There’s entertainment, ancient to modern, all day on the stage. There’s lots of food to eat and ag displays of where that food comes from. There are T-shirts that help support the event. Actually, they’re more like pilgrims’ mantles, proof that you were there on this particular, always mystical, day.
So that covers food and clothing. Shelter may not be addressed directly, but one of the first people I run into is Francis Sinenci. The Hana-born master builder teaches new generations to build Hawaiian hale. Hale building is about spirituality as much as construction engineering. It goes all the way back to the beginning of time in the islands.
That’s the thing about taro, too. It all stems from the first plant. It’s nourishment — the taro fest showcases a multitude of uses — but it’s also the connection tying everything together.
 Kaahumanu’s hometown festival is the real deal. It’s the Maui of fantasy, the dreamscape tourists come searching for, but which exists nowhere else on the island. Or on the planet.

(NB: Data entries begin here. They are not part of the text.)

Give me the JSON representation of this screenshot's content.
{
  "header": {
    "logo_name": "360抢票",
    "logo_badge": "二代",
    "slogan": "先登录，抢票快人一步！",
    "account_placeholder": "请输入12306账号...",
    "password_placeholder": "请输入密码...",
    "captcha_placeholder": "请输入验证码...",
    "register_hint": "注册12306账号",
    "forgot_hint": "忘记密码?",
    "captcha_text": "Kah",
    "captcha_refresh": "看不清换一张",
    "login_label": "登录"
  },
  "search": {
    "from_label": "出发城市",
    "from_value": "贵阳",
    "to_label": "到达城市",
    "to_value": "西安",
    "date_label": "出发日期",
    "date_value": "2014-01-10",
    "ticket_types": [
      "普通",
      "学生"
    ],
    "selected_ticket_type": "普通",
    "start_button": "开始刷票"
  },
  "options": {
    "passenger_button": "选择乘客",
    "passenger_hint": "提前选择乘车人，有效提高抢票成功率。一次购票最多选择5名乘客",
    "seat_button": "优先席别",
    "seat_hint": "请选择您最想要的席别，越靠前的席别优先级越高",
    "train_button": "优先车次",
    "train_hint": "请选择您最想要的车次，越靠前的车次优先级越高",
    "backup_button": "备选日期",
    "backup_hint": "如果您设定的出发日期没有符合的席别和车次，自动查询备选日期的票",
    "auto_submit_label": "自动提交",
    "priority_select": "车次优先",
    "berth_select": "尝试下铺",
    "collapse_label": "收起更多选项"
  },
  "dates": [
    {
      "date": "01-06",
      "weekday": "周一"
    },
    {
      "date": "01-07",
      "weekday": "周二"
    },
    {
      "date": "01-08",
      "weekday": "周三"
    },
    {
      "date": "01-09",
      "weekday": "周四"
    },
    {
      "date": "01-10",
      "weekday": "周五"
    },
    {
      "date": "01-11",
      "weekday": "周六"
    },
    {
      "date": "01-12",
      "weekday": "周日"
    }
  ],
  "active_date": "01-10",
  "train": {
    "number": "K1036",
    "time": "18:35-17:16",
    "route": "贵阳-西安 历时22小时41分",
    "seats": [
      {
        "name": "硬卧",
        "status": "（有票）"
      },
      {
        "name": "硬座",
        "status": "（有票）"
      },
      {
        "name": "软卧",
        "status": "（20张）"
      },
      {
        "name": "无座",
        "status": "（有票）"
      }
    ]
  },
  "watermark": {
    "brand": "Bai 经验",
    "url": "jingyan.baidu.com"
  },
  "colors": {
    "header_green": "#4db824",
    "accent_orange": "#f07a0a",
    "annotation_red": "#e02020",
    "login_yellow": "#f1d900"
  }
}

It’s about families, tutu, kids, kupuna, folks lying spread-eagle on the grass, letting the slack key notes wash over them like anesthesia. Here, talk story is the highest form of communication.
I keep running into friends. Most of them are artists. Especially for those not island-born, there’s something here challenging creative souls to try to express it. It’s not a matter of ego, but just the opposite: gratitude. It’s humbling, actually.
Hana is not immune to society’s ills. Drugs. Economics. Abuse. A fishbowl isn’t the easiest place to live. Trust funders don’t make the best neighbors. And when contact with the outer world consists largely of answering the same stupid questions from tourists over and over, some attitude might sneak in. Those “I survived the road to Hana” T-shirts get the experience 100 percent wrong.
I’m not even sure about “Thank God for Hana” bumper stickers anymore.
Seems to me, it’s more like God lives in Hana. It’s fine with Him if you want to stop by for the afternoon. As long as you appreciate the hospitality and don’t trash the place, He’ll be happy to party with you.